On the one hand, Eric Roberts is a very good casting choice for such an imposing character, and he’s playing a man who has constantly eluded capture and convinced feds to work for him. On the other, the Figgis we actually get doesn’t quite come across as “imposing,” and while he can easily trick the incompetent Sheriff Reynolds, there’s no sense that he’s any craftier than anyone outside of this world’s version of Florida. Especially not when he’s telling Jake his entire plan, which is supposed to sound impressive but leaves no room for errors (which he is clearly plagued with). He’s then foiled simply by Amy shooting Jake. Brooklyn Nine-Nine built this character up so much that it always ran the risk of an underwhelming introduction. So while Eric Roberts is clearly ready to play, there’s nothing much in the sandbox.
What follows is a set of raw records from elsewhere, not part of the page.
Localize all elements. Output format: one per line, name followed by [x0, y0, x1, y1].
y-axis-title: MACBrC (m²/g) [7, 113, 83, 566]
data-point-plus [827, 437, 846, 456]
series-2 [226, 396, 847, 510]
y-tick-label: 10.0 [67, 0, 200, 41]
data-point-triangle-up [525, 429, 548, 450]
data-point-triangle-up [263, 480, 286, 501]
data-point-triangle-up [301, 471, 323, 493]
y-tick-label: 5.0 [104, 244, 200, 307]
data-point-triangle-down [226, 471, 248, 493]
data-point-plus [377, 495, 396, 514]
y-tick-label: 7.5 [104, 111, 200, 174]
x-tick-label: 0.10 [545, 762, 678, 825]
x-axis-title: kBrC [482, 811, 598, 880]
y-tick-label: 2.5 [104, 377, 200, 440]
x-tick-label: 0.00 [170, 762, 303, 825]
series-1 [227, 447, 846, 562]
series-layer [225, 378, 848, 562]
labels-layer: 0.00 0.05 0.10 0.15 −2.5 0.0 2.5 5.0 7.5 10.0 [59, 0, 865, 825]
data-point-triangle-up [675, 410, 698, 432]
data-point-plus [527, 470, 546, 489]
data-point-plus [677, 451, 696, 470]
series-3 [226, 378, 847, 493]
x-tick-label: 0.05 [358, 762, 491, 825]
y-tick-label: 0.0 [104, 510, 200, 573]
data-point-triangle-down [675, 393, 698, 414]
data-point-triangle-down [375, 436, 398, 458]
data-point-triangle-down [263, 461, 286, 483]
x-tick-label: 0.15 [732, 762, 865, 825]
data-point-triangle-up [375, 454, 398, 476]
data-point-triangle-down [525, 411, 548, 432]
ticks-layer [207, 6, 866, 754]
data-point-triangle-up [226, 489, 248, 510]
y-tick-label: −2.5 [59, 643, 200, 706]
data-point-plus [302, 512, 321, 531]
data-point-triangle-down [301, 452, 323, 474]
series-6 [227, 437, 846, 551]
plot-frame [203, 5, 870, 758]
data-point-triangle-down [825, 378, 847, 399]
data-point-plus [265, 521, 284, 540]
Overall, “Coral Palms” has been a solid trilogy and return to Brooklyn Nine-Nine, and now with this upcoming night shift situation, it looks like things still aren’t quite going back to the status quo for the team. It’s a good thing Brooklyn Nine-Nine has shown off its ability to change things up and make them work on more than one occasion. Nine-Nine!


Stray observations

  • This week in webisodes Brooklyn Nine-Nine needs: The Florida news team at Channel 36’s WPQG (“Power News!”) is just begging for the spotlight. “We’ve got the most high school sports, the most lottery numbers, and the most weather in the tri-swamp area.” I hope I didn’t just spoil a developing spin-off idea, Dan Goor.
  • Sheriff Reynolds: “Well they started kissing, which I’m fine with. Really, I am. Kiss whoever you want. Except they were both men. Sheriff Reynolds was terrible to the end, but his confusion here about two men kissing was an early highlight in the episode.
  • Despite Terry’s frustration and Boyle’s general dad jerk behavior, Boyle was pretty smart to record an “in case I never see him again” video for Nikolaj. That doesn’t explain why Terry decided to say “dead” so many times in his video to his children, but the sweetness is definitely there.
  • I too have missed Holt and Gina’s “daily dishes.” Sure, I didn’t know they were a thing until this episode, but it makes a lot of sense that they were, now doesn’t it? Also: “BOOST MY BOTTOM!”
  • Rosa’s child voice was the single most terrifying thing I’ve heard all year.
  • I didn’t realize how much TBS’ Wrecked had stuck with me until Amy saved Jake from Figgis. I said to myself: “Always shoot the hostage.” Then she did it, and I now guess I’m willing to say Wrecked is the most accurate show on television. (Obviously, Speed was the reference, but still.)
  • Ken Marino is simply the best, whether he’s watching Terry’s pecs dance or saying the word “yes.” I don’t want him to leave, but he obviously eventually has to. But does he? He really is the anti-Holt, in all the best ways, and there’s a lot of value in that.